ARIA-AGENT/android/src/services/wakeword.ts

146 lines
4.0 KiB
TypeScript

/**
* Wake Word Service — "ARIA" Erkennung
*
* Nutzt react-native-live-audio-stream fuer kontinuierliches Mikrofon-Monitoring.
* Erkennt Sprache per Energie-Schwellwert und sendet kurze Audio-Clips
* zur serverseitigen Wake-Word-Pruefung (openwakeword in der Bridge).
*
* Architektur:
* App (Mikrofon) → Energie-Erkennung → Audio-Buffer
* → RVS "wake_check" → Bridge → openwakeword → Bestaetigung
* → App startet Aufnahme
*
* Aktuell (Phase 1): Einfacher Tap-to-Talk + Auto-Stop.

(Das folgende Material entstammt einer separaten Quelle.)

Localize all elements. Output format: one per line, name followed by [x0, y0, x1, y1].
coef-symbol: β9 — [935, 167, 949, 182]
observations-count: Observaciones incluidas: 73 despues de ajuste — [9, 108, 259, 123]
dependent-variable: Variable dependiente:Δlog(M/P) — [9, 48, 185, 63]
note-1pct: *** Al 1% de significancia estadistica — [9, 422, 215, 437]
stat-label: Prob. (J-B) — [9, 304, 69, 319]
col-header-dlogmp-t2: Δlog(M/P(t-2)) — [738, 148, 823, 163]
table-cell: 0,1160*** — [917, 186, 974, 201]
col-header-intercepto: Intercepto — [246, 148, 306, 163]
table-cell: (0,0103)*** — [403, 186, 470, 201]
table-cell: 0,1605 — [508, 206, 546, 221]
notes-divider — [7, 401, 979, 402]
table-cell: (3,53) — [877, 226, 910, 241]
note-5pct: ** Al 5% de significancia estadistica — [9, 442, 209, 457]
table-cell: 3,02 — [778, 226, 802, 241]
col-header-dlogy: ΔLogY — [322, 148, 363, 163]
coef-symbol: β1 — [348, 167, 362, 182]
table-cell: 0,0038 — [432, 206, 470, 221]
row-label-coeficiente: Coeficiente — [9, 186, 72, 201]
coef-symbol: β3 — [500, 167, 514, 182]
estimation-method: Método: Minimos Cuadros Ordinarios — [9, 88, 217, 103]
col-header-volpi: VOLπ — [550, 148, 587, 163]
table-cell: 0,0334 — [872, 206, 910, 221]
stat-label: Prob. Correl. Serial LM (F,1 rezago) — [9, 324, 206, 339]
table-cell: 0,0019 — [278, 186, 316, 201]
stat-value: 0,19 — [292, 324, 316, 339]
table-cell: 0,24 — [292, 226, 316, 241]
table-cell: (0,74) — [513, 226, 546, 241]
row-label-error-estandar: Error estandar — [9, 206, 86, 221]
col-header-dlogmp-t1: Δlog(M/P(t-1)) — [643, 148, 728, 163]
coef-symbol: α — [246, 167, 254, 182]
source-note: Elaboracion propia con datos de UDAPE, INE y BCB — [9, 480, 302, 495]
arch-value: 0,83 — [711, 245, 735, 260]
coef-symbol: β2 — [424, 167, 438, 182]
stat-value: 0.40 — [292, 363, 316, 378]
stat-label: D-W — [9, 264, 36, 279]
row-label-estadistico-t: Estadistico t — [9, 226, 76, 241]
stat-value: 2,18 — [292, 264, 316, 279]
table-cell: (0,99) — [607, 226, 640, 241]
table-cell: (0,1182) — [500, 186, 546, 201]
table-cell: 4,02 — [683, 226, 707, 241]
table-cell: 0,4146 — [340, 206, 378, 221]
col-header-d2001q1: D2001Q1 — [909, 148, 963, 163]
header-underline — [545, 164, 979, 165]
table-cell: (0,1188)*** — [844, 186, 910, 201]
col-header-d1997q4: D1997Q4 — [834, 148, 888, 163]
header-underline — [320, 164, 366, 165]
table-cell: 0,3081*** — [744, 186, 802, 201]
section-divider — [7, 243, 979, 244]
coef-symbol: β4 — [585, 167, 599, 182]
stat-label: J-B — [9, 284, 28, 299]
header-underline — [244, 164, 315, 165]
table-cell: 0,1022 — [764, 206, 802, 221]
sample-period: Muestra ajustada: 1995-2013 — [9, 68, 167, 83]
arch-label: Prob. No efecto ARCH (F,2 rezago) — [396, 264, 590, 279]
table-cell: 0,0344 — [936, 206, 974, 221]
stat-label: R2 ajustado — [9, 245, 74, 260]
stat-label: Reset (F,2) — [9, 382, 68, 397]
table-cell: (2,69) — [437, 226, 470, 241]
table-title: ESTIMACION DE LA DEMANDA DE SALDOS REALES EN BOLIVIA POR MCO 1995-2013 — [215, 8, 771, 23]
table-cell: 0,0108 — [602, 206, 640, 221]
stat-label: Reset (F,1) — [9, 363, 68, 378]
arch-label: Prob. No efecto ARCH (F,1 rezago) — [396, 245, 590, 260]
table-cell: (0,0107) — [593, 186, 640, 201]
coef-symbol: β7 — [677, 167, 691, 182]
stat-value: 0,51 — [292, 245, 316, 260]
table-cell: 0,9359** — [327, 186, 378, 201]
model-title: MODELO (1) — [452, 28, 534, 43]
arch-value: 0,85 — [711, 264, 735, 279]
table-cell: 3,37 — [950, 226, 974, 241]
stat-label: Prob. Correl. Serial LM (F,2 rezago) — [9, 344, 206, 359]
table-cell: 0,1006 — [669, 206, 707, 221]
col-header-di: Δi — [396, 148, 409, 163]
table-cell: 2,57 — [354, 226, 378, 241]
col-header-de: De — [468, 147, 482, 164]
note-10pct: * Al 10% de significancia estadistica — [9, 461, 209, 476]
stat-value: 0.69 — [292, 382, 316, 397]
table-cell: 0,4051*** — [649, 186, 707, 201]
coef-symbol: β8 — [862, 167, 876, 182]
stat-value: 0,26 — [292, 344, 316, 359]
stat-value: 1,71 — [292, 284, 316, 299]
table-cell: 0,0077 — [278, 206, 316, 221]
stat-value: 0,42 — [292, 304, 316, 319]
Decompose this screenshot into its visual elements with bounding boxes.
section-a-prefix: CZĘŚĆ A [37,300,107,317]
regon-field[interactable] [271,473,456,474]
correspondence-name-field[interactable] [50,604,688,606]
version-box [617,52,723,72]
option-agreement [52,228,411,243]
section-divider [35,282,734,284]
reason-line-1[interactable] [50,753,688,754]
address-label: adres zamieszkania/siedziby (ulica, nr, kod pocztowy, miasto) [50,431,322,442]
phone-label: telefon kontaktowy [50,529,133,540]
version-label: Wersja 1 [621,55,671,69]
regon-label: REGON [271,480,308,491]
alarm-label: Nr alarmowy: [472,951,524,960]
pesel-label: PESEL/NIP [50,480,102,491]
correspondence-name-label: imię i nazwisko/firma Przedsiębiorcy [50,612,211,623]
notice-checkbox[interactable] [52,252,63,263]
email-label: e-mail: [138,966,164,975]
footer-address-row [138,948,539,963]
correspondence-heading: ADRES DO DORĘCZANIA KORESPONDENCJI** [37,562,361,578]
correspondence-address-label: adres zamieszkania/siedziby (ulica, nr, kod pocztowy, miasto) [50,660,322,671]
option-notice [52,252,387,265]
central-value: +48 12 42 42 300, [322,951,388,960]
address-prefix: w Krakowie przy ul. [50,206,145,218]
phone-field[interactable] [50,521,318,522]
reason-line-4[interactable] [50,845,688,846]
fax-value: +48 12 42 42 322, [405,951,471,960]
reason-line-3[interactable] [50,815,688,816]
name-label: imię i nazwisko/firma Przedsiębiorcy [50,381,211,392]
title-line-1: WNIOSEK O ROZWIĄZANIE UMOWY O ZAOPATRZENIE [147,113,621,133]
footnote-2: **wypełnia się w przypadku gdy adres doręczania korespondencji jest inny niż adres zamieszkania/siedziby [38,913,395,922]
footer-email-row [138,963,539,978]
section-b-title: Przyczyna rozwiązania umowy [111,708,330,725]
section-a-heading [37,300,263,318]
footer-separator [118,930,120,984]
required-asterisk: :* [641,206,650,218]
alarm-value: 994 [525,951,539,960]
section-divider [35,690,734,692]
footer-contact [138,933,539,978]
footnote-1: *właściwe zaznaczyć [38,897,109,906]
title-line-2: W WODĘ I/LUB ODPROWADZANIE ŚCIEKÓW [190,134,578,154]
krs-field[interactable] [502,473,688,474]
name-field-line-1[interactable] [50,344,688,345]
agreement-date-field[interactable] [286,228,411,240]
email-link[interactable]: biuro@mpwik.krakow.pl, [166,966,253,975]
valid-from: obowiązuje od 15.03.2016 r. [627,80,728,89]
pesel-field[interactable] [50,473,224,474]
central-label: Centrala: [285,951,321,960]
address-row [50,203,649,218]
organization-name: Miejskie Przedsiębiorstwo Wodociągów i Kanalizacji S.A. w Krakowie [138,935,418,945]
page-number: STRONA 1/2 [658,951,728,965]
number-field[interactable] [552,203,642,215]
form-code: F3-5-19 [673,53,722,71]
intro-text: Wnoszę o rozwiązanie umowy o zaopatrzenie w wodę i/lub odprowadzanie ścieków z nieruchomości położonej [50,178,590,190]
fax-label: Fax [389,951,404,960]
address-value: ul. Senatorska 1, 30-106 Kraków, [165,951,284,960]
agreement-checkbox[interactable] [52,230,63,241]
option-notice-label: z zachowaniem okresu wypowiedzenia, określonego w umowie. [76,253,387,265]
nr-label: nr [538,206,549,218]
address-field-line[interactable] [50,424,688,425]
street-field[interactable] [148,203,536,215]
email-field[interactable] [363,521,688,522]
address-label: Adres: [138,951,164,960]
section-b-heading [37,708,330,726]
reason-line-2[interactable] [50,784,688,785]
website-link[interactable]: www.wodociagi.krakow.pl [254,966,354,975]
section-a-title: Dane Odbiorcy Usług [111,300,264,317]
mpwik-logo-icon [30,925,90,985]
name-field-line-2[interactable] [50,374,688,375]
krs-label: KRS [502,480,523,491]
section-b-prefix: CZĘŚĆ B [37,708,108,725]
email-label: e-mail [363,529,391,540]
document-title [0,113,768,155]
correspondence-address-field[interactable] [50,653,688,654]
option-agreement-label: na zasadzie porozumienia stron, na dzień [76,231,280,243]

* Spaeter (Phase 2): Porcupine on-device "ARIA" Keyword.
*/
import LiveAudioStream from 'react-native-live-audio-stream';
type WakeWordCallback = () => void;
type StateCallback = (state: WakeWordState) => void;
export type WakeWordState = 'off' | 'listening' | 'detected';
class WakeWordService {
private state: WakeWordState = 'off';
private wakeCallbacks: WakeWordCallback[] = [];
private stateCallbacks: StateCallback[] = [];
private isInitialized = false;
/** Wake Word Erkennung starten */
async start(): Promise<boolean> {
if (this.state === 'listening') return true;
try {
if (!this.isInitialized) {
LiveAudioStream.init({
sampleRate: 16000,
channels: 1,
bitsPerSample: 16,
audioSource: 6, // VOICE_RECOGNITION
bufferSize: 4096,
});
this.isInitialized = true;
}
// Audio-Stream starten und auf Energie pruefen
LiveAudioStream.start();
LiveAudioStream.on('data', (base64Chunk: string) => {
if (this.state !== 'listening') return;
// Base64 → Int16 Array → RMS berechnen
const raw = this._base64ToInt16(base64Chunk);
const rms = this._calculateRMS(raw);
// Schwellwert: wenn laut genug → Wake Word erkannt
// Phase 1: Einfache Energie-Erkennung (jemand spricht)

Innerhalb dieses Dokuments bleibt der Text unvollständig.